Alan Plan, ARES/RACES coordinator in Umatilla County, said if ham radio operators in places like Ukiah and Heppner have access to power they can operate out of their homes and report to Pendleton the conditions in their community.
“The beauty of ham radio is the infrastructure is set up by the hams themselves, separate, and so is able to exist off the grid,” he said.
If something happened to the equipment ARES/RACES has set up in the emergency operations center in Pendleton, the Oregon Department of Transportation has also stored a van in Pendleton which could function as a mobile communications center.
State and county officials are working diligently to prepare Eastern Oregon for the possibility of a Cascadia event, but Roberts said the more that individuals, families and businesses prepare, the less of a drain they will be on resources more urgently needed on the west side of the state.
The state’s Cascadia Subduction Zone Response Plan states that “significant aid from state and federal governments to local governments may not be available for at least 72 hours.”
FEMA and the Red Cross recommend citizens build 72-hour kits complete with food and water for three days (see sidebar) to get through that time, since it’s likely that grocery stores will not be open if the power is out.

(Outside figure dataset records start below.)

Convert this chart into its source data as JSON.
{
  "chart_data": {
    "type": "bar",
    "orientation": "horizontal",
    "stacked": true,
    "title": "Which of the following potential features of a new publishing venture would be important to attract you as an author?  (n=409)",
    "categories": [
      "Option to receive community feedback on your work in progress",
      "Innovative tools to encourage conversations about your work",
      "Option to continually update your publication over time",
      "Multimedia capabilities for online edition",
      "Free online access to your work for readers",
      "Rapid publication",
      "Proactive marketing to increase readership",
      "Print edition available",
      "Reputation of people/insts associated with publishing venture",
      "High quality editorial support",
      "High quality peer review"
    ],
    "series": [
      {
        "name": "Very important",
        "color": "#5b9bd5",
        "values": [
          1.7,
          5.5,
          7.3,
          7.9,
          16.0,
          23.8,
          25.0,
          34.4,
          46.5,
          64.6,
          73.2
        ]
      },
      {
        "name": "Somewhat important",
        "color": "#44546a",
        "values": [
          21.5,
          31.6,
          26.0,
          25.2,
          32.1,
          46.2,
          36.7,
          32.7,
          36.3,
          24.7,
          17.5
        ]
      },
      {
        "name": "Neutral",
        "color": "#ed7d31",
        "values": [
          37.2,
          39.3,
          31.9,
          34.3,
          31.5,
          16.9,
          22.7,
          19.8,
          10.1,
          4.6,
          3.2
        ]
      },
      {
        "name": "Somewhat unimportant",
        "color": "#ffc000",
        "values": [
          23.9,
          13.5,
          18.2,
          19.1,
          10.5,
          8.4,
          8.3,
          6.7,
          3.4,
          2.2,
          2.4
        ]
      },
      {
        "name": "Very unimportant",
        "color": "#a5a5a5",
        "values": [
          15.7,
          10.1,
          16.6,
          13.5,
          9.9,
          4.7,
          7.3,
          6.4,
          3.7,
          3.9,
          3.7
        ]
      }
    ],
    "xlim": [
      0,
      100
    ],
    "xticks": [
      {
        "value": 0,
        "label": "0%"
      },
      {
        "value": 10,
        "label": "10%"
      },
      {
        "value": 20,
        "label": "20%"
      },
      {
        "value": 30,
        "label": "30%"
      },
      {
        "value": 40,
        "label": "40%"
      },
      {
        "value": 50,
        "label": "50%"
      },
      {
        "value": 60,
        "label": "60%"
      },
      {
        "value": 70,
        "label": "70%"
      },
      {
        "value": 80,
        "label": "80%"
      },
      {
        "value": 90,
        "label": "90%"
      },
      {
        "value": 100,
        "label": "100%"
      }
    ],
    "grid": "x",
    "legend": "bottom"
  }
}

For individuals with medical conditions, stockpiling emergency supplies can be especially important. Kristy Beachamp, a public health emergency preparedness liaison with Oregon Health Authority, said people should do what they can to put aside extra prescription medications in case an emergency shuts down pharmacies.
They can try filling their prescription a couple of days early each month and putting the extra pills aside in a secure location, she said, or asking for samples from the doctor, although it is important to be aware of expiration dates.
“It can be really tricky to get a month’s supply,” she said.
Umatilla County Sheriff Terry Rowan said people can help law enforcement by not panicking and remembering that help from the outside will eventually come, and that they can start helping each other “at the grassroots level.”
“I think the key is preparedness,” he said. “If today you prepare, you don’t have to be so afraid of the event that you stop living your life.”